Nikola Jokic, due volte MVP e anche lui neo campione con tanto di MVP delle Finals, ha invece deciso di saltare la competizione proprio per riposare e preparare al meglio la prossima stagione, così come il compagno di nazionale Vasilije Micic appena arrivato agli Oklahoma City Thunder. La Serbia sarà quindi pesantemente ridimensionata viste le assenze e si troverà a fronteggiare le avversarie senza i migliori giocatori.

FOTO: YAHOO SPORTS

Il valore della NBA in merito non è quindi solo in termini di scotto fisico ma anche sul diametralmente opposto discorso di prestigio: per quanto OKC non abbia grandi ambizioni in termini di titolo, Micic, alla prima esperienza oltreoceano, ha preferito passare l’estate ad allenarsi per i nuovi ritmi piuttosto che tentare il percorso con la nazionale. Gli altri menzionati, tra cui anche Wiggins, hanno dato priorità allo stesso modo ad un totale recupero fisico in modo da aumentare le chance di vittoria sul suolo americano piuttosto che sul campo internazionale.

La NBA viene quindi vista come il vero banco di prova a discapito delle altre competizioni internazionali (Olimpiadi escluse), le ottantadue partite di regular season come lo scoglio da affrontare per essere pronti ai Playoffs e per cui è necessario rinunciare ad una vetrina in teoria importante come la coppa del mondo.

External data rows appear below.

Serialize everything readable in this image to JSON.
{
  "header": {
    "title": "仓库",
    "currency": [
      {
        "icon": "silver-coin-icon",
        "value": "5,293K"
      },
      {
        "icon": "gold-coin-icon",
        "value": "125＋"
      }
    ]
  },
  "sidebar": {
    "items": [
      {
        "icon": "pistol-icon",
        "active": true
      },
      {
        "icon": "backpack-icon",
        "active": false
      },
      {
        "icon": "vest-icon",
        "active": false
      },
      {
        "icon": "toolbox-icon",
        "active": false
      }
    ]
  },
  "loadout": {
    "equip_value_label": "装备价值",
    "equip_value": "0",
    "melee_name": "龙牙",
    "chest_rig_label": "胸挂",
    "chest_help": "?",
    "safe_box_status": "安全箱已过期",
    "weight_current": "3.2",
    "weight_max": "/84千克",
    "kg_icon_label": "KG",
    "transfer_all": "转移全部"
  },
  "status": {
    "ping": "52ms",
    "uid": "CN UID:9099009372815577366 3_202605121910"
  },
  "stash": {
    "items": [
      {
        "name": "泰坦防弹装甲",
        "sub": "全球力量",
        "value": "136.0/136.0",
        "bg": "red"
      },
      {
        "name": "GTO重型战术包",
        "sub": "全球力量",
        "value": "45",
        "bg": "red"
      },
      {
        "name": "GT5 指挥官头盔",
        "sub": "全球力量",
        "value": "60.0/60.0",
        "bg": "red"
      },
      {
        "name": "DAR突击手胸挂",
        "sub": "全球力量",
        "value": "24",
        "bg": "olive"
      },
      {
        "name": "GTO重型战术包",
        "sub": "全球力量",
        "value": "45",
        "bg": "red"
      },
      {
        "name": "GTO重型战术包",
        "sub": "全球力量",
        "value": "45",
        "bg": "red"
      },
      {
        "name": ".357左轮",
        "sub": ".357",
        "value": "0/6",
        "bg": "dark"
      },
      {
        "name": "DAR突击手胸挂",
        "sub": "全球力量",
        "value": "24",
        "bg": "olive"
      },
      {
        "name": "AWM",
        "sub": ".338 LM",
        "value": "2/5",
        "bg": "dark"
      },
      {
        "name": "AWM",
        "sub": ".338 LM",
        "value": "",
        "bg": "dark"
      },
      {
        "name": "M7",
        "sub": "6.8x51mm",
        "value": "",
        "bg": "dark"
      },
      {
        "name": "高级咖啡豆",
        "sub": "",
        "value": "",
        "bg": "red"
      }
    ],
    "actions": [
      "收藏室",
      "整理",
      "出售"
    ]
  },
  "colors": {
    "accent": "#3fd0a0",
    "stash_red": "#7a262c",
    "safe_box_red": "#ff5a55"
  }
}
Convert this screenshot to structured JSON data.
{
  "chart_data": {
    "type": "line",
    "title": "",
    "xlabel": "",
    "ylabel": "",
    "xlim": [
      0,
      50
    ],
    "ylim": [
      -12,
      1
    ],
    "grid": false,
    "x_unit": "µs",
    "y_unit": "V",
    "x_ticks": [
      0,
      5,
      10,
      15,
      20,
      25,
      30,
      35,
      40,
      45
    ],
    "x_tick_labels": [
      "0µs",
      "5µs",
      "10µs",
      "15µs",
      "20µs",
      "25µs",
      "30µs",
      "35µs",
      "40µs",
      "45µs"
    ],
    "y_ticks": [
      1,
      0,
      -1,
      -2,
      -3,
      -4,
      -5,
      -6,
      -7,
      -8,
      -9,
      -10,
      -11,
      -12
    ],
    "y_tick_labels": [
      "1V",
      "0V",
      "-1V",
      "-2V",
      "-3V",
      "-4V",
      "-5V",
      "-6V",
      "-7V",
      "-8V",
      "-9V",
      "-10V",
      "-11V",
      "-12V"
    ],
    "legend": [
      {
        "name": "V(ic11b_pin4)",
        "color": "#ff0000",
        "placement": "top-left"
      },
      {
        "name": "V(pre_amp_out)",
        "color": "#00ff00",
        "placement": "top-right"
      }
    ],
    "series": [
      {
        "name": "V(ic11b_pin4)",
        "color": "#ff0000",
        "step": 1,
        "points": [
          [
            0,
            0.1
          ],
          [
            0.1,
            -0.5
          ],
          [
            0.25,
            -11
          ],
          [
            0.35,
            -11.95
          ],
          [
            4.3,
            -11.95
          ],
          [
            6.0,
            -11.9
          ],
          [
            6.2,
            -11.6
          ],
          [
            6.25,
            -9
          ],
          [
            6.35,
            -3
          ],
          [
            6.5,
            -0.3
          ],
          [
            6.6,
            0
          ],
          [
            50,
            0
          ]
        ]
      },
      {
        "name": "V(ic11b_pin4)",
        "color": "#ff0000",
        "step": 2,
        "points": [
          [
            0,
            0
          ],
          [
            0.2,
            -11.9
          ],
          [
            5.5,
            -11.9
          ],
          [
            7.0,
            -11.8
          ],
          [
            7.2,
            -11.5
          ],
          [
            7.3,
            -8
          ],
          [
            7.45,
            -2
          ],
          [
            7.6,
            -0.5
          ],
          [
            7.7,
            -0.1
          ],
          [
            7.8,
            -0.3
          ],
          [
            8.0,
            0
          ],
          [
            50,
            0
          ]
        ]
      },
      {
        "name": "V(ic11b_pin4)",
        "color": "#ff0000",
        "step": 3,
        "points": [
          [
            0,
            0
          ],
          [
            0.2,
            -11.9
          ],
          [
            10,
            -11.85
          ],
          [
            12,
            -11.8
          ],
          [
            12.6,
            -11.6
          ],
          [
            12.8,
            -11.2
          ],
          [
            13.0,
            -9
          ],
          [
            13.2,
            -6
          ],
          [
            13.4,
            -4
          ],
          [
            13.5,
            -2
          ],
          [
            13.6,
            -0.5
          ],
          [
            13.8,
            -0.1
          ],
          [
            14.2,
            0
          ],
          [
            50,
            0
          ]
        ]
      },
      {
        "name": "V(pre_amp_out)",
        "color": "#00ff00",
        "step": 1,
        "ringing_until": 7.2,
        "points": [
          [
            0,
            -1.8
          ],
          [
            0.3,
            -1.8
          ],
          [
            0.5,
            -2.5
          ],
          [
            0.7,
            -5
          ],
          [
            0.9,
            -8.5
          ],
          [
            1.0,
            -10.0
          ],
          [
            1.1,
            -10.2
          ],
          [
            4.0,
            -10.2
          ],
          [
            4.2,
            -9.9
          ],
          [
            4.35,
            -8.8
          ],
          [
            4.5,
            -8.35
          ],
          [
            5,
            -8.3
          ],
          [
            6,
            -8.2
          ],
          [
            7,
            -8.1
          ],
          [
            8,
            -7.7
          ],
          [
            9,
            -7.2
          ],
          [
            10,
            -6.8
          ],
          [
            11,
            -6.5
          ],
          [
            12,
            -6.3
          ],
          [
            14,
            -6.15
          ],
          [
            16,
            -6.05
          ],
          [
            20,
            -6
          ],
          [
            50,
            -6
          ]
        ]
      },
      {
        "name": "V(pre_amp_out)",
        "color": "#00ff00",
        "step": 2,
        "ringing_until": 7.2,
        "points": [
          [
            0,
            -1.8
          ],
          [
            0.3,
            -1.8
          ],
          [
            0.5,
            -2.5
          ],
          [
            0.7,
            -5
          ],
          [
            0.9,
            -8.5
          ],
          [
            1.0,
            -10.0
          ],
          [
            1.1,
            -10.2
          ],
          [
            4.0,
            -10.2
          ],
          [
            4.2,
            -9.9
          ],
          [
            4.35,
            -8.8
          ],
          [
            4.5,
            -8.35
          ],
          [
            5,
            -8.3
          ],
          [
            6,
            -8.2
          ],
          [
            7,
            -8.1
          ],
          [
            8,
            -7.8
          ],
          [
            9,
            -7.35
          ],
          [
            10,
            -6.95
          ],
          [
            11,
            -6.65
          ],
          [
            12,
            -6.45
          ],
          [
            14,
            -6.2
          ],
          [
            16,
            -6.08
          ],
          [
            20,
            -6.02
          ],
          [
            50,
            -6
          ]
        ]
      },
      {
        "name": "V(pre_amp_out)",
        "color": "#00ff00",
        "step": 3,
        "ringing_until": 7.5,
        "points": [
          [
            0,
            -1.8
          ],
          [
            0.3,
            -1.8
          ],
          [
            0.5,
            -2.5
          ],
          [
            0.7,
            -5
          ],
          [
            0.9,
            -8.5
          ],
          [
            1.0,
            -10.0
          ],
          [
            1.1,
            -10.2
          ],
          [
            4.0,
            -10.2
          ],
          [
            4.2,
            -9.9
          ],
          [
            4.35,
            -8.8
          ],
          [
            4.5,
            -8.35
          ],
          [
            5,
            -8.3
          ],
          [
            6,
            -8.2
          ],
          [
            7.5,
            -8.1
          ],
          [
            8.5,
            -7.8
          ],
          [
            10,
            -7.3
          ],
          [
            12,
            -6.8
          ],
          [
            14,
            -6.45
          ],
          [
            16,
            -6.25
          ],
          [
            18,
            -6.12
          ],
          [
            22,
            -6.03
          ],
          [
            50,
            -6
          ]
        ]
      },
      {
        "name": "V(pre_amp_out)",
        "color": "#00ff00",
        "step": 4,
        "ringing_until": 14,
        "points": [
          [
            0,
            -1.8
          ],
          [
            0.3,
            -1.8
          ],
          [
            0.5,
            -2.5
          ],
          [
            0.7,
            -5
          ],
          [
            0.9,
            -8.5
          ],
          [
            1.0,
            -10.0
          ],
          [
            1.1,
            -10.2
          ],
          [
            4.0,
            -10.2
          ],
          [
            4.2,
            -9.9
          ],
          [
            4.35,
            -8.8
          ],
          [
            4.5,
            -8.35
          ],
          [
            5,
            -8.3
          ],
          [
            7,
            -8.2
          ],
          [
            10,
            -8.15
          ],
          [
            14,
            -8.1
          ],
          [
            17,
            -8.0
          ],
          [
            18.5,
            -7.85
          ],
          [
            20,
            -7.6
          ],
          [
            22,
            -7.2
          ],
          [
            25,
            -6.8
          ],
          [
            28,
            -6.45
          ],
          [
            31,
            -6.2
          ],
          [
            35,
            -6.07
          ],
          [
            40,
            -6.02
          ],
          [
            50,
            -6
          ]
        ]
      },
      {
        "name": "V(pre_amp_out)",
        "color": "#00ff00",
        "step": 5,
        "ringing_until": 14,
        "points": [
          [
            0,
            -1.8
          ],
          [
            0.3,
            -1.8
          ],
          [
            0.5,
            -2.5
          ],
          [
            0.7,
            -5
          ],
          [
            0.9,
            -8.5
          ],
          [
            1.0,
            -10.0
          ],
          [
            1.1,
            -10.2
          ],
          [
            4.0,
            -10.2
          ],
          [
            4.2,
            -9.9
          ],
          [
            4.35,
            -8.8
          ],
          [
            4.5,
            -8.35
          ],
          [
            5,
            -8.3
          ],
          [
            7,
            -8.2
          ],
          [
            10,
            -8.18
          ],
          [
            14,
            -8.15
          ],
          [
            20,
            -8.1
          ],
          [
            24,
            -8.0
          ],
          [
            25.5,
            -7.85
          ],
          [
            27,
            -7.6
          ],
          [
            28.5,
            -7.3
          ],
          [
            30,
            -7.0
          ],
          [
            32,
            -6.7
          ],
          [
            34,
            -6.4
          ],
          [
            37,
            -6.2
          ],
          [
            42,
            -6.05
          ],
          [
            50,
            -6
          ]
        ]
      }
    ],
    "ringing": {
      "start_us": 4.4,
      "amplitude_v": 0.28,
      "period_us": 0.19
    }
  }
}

Allo stesso modo i contratti garantiti dalla lega più seguita al mondo sono estremamente ghiotti e chi si affaccia per la prima volta in questo mondo non può e non vuole rischiare di perdere visibilità e introiti per infortuni occorsi in competizioni evidentemente ritenute secondarie. Chi invece ha già uno status affermato punta a mantenerlo, cercando di arricchire la bacheca della squadra. Ovviamente è un discorso generale non applicabile a tutti per i motivi più disparati ma, tirando le somme sui rifiuti arrivati nel corso degli anni, il quadro generale che sembra uscirne non è lontano da questo.

Cosa rimane del Mondiale

La competizione rimane comunque interessante e di sicuro valore per tutti i partecipanti, una vetrina per giocatori meno conosciuti per mostrarsi su un palcoscenico mondiale e una passerella per le stelle per confermare il loro peso specifico all’interno di ogni squadra. Non mancheranno come detto nomi prestigiosi chiamati a dare lustro al torneo a colpi di canestri spettacolari e azioni decisive su entrambi i lati del campo, alcune già in mostra nelle amichevoli di questi giorni.

Possiamo quindi aspettarci un torneo di alto livello, di grande competitività e apparentemente equilibrato nonostante spicchino molte nazioni su altre, ma bisogna chiedersi a livello internazionale cosa si può fare per evitare che anche una competizione come il Mondiale non arrivi a perdere completamente il suo peso e la sua appetibilità per i profili più in vista del basket, specialmente quello NBA.

Nel mentre, a venti giorni dall’inizio, non possiamo fare altro che allacciare le cinture e prepararci a seguire i nostri Azzurri e i nostri beniamini dal campionato più bello del mondo. Almeno quelli che decideranno di partecipare.